Another issue that I want to briefly touch on is commodities. I continue to believe that the "one market" effect of the liquidity driven mania that began at the 2002 low pushed everything into a bubble. Housing peaked first in 2005. Equities followed with their peak in October 2007 and commodities finally pushed into their top in July 2008 in accordance with my statistics surrounding the 3-year cycle, which I called perfectly in accordance with my statistical findings. Anyway, from these liquidity driven high points, the markets all pretty well bottomed in sync with one another in or near the March 2009 timeframe. Since those early 2009 lows, I have said that the advances we have been seeing have likely been bear market rallies and that I ultimately expect a deflationary outcome in association with K-wave winter. But, at the same, understand that this is not some stubborn belief that I'm clinging to just to be different. I've learned not to rule out anything and I will ultimately let my statistical data guide me once again.

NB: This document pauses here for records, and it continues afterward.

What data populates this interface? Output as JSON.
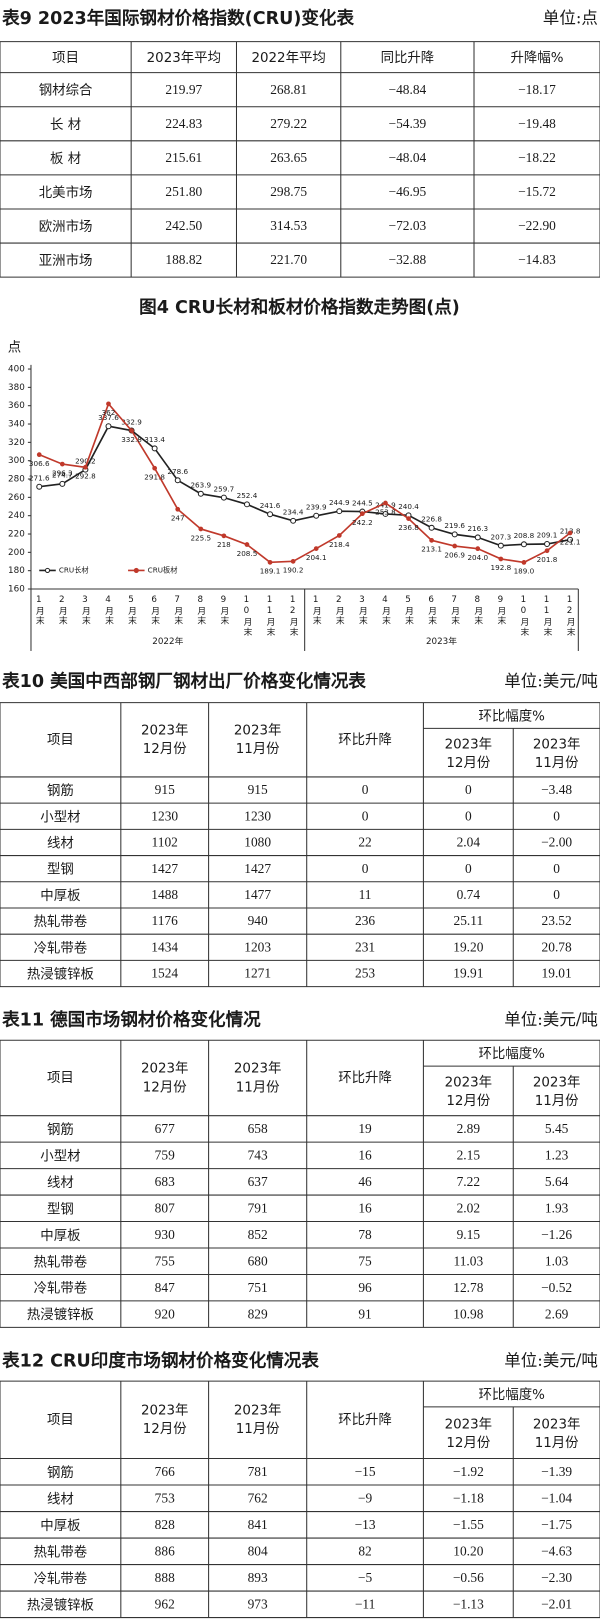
{
  "table9": {
    "title": "表9 2023年国际钢材价格指数(CRU)变化表",
    "unit": "单位:点",
    "header": [
      "项目",
      "2023年平均",
      "2022年平均",
      "同比升降",
      "升降幅%"
    ],
    "rows": [
      [
        "钢材综合",
        "219.97",
        "268.81",
        "−48.84",
        "−18.17"
      ],
      [
        "长 材",
        "224.83",
        "279.22",
        "−54.39",
        "−19.48"
      ],
      [
        "板 材",
        "215.61",
        "263.65",
        "−48.04",
        "−18.22"
      ],
      [
        "北美市场",
        "251.80",
        "298.75",
        "−46.95",
        "−15.72"
      ],
      [
        "欧洲市场",
        "242.50",
        "314.53",
        "−72.03",
        "−22.90"
      ],
      [
        "亚洲市场",
        "188.82",
        "221.70",
        "−32.88",
        "−14.83"
      ]
    ]
  },
  "chart": {
    "type": "line",
    "title": "图4 CRU长材和板材价格指数走势图(点)",
    "y_label": "点",
    "categories": [
      "1月末",
      "2月末",
      "3月末",
      "4月末",
      "5月末",
      "6月末",
      "7月末",
      "8月末",
      "9月末",
      "10月末",
      "11月末",
      "12月末",
      "1月末",
      "2月末",
      "3月末",
      "4月末",
      "5月末",
      "6月末",
      "7月末",
      "8月末",
      "9月末",
      "10月末",
      "11月末",
      "12月末"
    ],
    "year_groups": [
      "2022年",
      "2023年"
    ],
    "ylim": [
      160,
      400
    ],
    "yticks": [
      160,
      180,
      200,
      220,
      240,
      260,
      280,
      300,
      320,
      340,
      360,
      380,
      400
    ],
    "legend": "bottom-left",
    "series": [
      {
        "name": "CRU长材",
        "color": "#222222",
        "values": [
          271.6,
          274.7,
          290.2,
          337.6,
          332.9,
          313.4,
          278.6,
          263.9,
          259.7,
          252.4,
          241.6,
          234.4,
          239.9,
          244.9,
          244.5,
          241.9,
          240.4,
          226.8,
          219.6,
          216.3,
          207.3,
          208.8,
          209.1,
          213.8
        ],
        "value_labels": [
          "271.6",
          "274.7",
          "290.2",
          "337.6",
          "332.9",
          "313.4",
          "278.6",
          "263.9",
          "259.7",
          "252.4",
          "241.6",
          "234.4",
          "239.9",
          "244.9",
          "244.5",
          "241.9",
          "240.4",
          "226.8",
          "219.6",
          "216.3",
          "207.3",
          "208.8",
          "209.1",
          "213.8"
        ]
      },
      {
        "name": "CRU板材",
        "color": "#c0392b",
        "values": [
          306.6,
          296.3,
          292.8,
          362,
          332.8,
          291.8,
          247,
          225.5,
          218,
          208.5,
          189.1,
          190.2,
          204.1,
          218.4,
          242.2,
          253.8,
          236.8,
          213.1,
          206.9,
          204.0,
          192.8,
          189.0,
          201.8,
          221.1
        ],
        "value_labels": [
          "306.6",
          "296.3",
          "292.8",
          "362",
          "332.8",
          "291.8",
          "247",
          "225.5",
          "218",
          "208.5",
          "189.1",
          "190.2",
          "204.1",
          "218.4",
          "242.2",
          "253.8",
          "236.8",
          "213.1",
          "206.9",
          "204.0",
          "192.8",
          "189.0",
          "201.8",
          "221.1"
        ]
      }
    ]
  },
  "table10": {
    "title": "表10 美国中西部钢厂钢材出厂价格变化情况表",
    "unit": "单位:美元/吨",
    "header": {
      "item": "项目",
      "cols": [
        [
          "2023年",
          "12月份"
        ],
        [
          "2023年",
          "11月份"
        ]
      ],
      "change": "环比升降",
      "range": "环比幅度%",
      "range_cols": [
        [
          "2023年",
          "12月份"
        ],
        [
          "2023年",
          "11月份"
        ]
      ]
    },
    "rows": [
      [
        "钢筋",
        "915",
        "915",
        "0",
        "0",
        "−3.48"
      ],
      [
        "小型材",
        "1230",
        "1230",
        "0",
        "0",
        "0"
      ],
      [
        "线材",
        "1102",
        "1080",
        "22",
        "2.04",
        "−2.00"
      ],
      [
        "型钢",
        "1427",
        "1427",
        "0",
        "0",
        "0"
      ],
      [
        "中厚板",
        "1488",
        "1477",
        "11",
        "0.74",
        "0"
      ],
      [
        "热轧带卷",
        "1176",
        "940",
        "236",
        "25.11",
        "23.52"
      ],
      [
        "冷轧带卷",
        "1434",
        "1203",
        "231",
        "19.20",
        "20.78"
      ],
      [
        "热浸镀锌板",
        "1524",
        "1271",
        "253",
        "19.91",
        "19.01"
      ]
    ]
  },
  "table11": {
    "title": "表11 德国市场钢材价格变化情况",
    "unit": "单位:美元/吨",
    "header": {
      "item": "项目",
      "cols": [
        [
          "2023年",
          "12月份"
        ],
        [
          "2023年",
          "11月份"
        ]
      ],
      "change": "环比升降",
      "range": "环比幅度%",
      "range_cols": [
        [
          "2023年",
          "12月份"
        ],
        [
          "2023年",
          "11月份"
        ]
      ]
    },
    "rows": [
      [
        "钢筋",
        "677",
        "658",
        "19",
        "2.89",
        "5.45"
      ],
      [
        "小型材",
        "759",
        "743",
        "16",
        "2.15",
        "1.23"
      ],
      [
        "线材",
        "683",
        "637",
        "46",
        "7.22",
        "5.64"
      ],
      [
        "型钢",
        "807",
        "791",
        "16",
        "2.02",
        "1.93"
      ],
      [
        "中厚板",
        "930",
        "852",
        "78",
        "9.15",
        "−1.26"
      ],
      [
        "热轧带卷",
        "755",
        "680",
        "75",
        "11.03",
        "1.03"
      ],
      [
        "冷轧带卷",
        "847",
        "751",
        "96",
        "12.78",
        "−0.52"
      ],
      [
        "热浸镀锌板",
        "920",
        "829",
        "91",
        "10.98",
        "2.69"
      ]
    ]
  },
  "table12": {
    "title": "表12 CRU印度市场钢材价格变化情况表",
    "unit": "单位:美元/吨",
    "header": {
      "item": "项目",
      "cols": [
        [
          "2023年",
          "12月份"
        ],
        [
          "2023年",
          "11月份"
        ]
      ],
      "change": "环比升降",
      "range": "环比幅度%",
      "range_cols": [
        [
          "2023年",
          "12月份"
        ],
        [
          "2023年",
          "11月份"
        ]
      ]
    },
    "rows": [
      [
        "钢筋",
        "766",
        "781",
        "−15",
        "−1.92",
        "−1.39"
      ],
      [
        "线材",
        "753",
        "762",
        "−9",
        "−1.18",
        "−1.04"
      ],
      [
        "中厚板",
        "828",
        "841",
        "−13",
        "−1.55",
        "−1.75"
      ],
      [
        "热轧带卷",
        "886",
        "804",
        "82",
        "10.20",
        "−4.63"
      ],
      [
        "冷轧带卷",
        "888",
        "893",
        "−5",
        "−0.56",
        "−2.30"
      ],
      [
        "热浸镀锌板",
        "962",
        "973",
        "−11",
        "−1.13",
        "−2.01"
      ]
    ]
  }
}
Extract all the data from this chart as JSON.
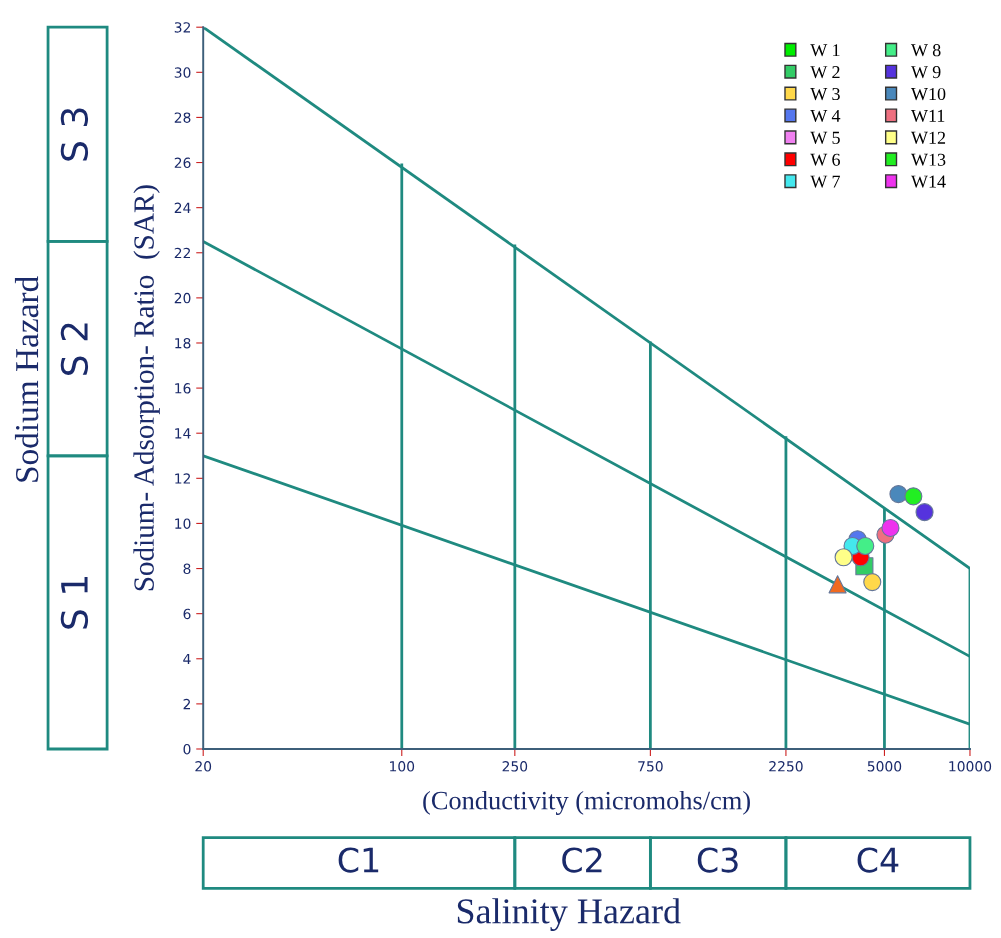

Now, with that all being said, 2010 should be the year that the great inflationary/deflationary debate should be settled or at least begins to be settled. Reason being, there are significant structural and cyclical events that will be coming together later this year in commodities, gold, the dollar, equities and even bonds. The outcome as we move forward into these statistical and cyclical crossroads will without a doubt be key. With commodities, the longer-term cycle of importance is the 3-year cycle. In 2008 I called the top of the commodity bubble simply following my statistical data and by watching and understanding the meaning of the "DNA Markers" that I have identified and that have historically marked significant tops for commodities in the past. A bit later in 2010 commodities will be moving into another of these statistically important windows and these details are monitored and discussed in the monthly issues of Cycles News & Views. My hunch is that price will set itself up once again in accordance with the statistical "DNA Markers" that have occurred at all major tops. If so, this should coincide with the tops of the bear market rallies that began at the March 2009 lows, the decline into the Phase II bear market and the return of the deflationary forces of K-wave winter. On the other hand, if price does not setup in accordance with these statistical hurdles and "DNA Markers" then that in turn could be setting the stage for the inflationary scenario to come to fruition. In either case, I will simply watch the statistics and let the market tell me how things set up. As we move further into 2010 these statistics will be extremely important as to which scenario unfolds.